Furthermore, renewables have lower operating & management (O&M) costs as they are less labour-intensive compared to traditional fossil fuel electricity generation. This all translates into an increase in regulated electric utilities’ asset base (on which it earns a return) alongside a decrease in O&M costs when replacing traditional fossil fuel plants with renewables. The combination of these factors, alongside others, will help keep electricity bills affordable for customers.

Don’t forget about poles and wires

US electric utilities stand to not only benefit from significant investments in renewables generation – but also T&D infrastructure to help connect new sources of load and deal with a more complex grid. From our perspective, this is perhaps one of the most overlooked and underappreciated investment opportunities of the energy transition. Investments in the grid will be pivotal in enabling effective decarbonisation by ensuring reliability (by enabling interregional flows) and catering for the shift in the United States’ generation portfolio toward renewables and distributed energy resources.

Historical US power investment

“T&D infrastructure represents an enormous, multi-decade investment opportunity for the sector. These investments will be made almost entirely by the regulated utilities, which in turn will increase the regulated asset base, and therefore regulated returns, for investors.”

Grid investments in the US have stepped up materially over the past decade, growing by 11.6% year-on-year to reach $77 billion by 2019 (see Chart 2). The IEA forecasts that 3.3 million kilometres of electricity network lines will need to be built or replaced in the US through to 2030, with the majority being distribution lines, to meet existing energy and climate-related policy commitments.[v] T&D infrastructure represents an enormous, multi-decade investment opportunity for the sector. These investments will be made almost entirely by the regulated utilities, which in turn will increase the regulated asset base, and therefore regulated returns, for investors.

ESG and company engagement

As ESG Analyst, Georgia explains, in reaction to these shifting dynamics, regulated US utilities companies are rapidly developing strategies centred around long-term decarbonisation goals with many targeting net zero emissions by 2050.

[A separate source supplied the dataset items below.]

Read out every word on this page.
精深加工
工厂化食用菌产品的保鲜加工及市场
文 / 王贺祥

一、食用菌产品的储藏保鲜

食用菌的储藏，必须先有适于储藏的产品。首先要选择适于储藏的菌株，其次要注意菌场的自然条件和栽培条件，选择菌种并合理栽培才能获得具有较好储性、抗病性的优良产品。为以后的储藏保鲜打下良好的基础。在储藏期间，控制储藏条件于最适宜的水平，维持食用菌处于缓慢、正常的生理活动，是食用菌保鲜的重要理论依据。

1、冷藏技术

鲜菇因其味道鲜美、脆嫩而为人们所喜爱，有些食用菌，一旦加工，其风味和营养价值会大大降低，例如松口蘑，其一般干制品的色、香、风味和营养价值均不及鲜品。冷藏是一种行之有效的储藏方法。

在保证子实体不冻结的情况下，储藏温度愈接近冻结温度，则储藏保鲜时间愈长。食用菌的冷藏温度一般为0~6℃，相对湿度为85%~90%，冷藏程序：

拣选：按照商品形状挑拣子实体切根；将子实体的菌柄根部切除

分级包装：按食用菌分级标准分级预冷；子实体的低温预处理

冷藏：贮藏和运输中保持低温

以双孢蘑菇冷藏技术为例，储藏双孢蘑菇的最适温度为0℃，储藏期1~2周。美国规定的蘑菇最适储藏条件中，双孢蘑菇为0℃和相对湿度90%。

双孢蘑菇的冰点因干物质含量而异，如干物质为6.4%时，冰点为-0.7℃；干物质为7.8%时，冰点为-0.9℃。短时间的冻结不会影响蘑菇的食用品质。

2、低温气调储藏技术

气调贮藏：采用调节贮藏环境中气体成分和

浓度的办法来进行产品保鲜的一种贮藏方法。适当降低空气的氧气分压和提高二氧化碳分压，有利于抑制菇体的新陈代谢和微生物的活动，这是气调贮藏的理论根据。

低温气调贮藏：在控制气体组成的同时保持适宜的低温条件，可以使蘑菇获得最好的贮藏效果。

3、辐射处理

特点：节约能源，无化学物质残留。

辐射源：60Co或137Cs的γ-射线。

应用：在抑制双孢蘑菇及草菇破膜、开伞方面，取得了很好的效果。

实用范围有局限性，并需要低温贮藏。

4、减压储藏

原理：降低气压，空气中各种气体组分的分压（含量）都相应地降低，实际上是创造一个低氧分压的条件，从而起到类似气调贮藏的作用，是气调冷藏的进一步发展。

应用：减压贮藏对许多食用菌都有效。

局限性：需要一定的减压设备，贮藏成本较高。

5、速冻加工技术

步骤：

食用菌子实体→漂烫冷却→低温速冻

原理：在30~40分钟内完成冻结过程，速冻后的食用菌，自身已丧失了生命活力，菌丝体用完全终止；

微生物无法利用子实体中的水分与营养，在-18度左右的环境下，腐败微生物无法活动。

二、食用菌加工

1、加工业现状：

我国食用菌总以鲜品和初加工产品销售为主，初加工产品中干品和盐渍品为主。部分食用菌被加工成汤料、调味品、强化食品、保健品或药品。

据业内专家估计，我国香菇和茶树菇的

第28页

As part of our environmental, social, and governance (ESG) engagement program, we regularly meet with portfolio companies to dig into the details of their decarbonisation plans. As a fiduciary acting on behalf of our clients, we believe it is important for companies to produce a long-term strategy informed by climate scenario stress testing, stakeholder engagement, and robust right risk management and governance oversight to mitigate any potential stranded asset risk. On the GLI team, we have a long-standing commitment to integrating ESG into our investment process.

The bigger picture           

Our latest research paper covers off a host of other complex and interrelated variables, technologies, and dynamics on the horizon for the decarbonising energy sector. Topics span the future of natural gas networks, green hydrogen and renewable natural gas, battery storage, electric vehicles, and other emerging low carbon solutions.

Looking into the future, the key challenge faced by regulated utilities will be managing the energy transition whilst balancing competing factors of reliability, security, and affordability, and sustainability. As global energy needs continue to evolve, we believe it is critical for infrastructure investors to continue monitoring these trends, as they will have a significant impact on the growth outlook for these businesses.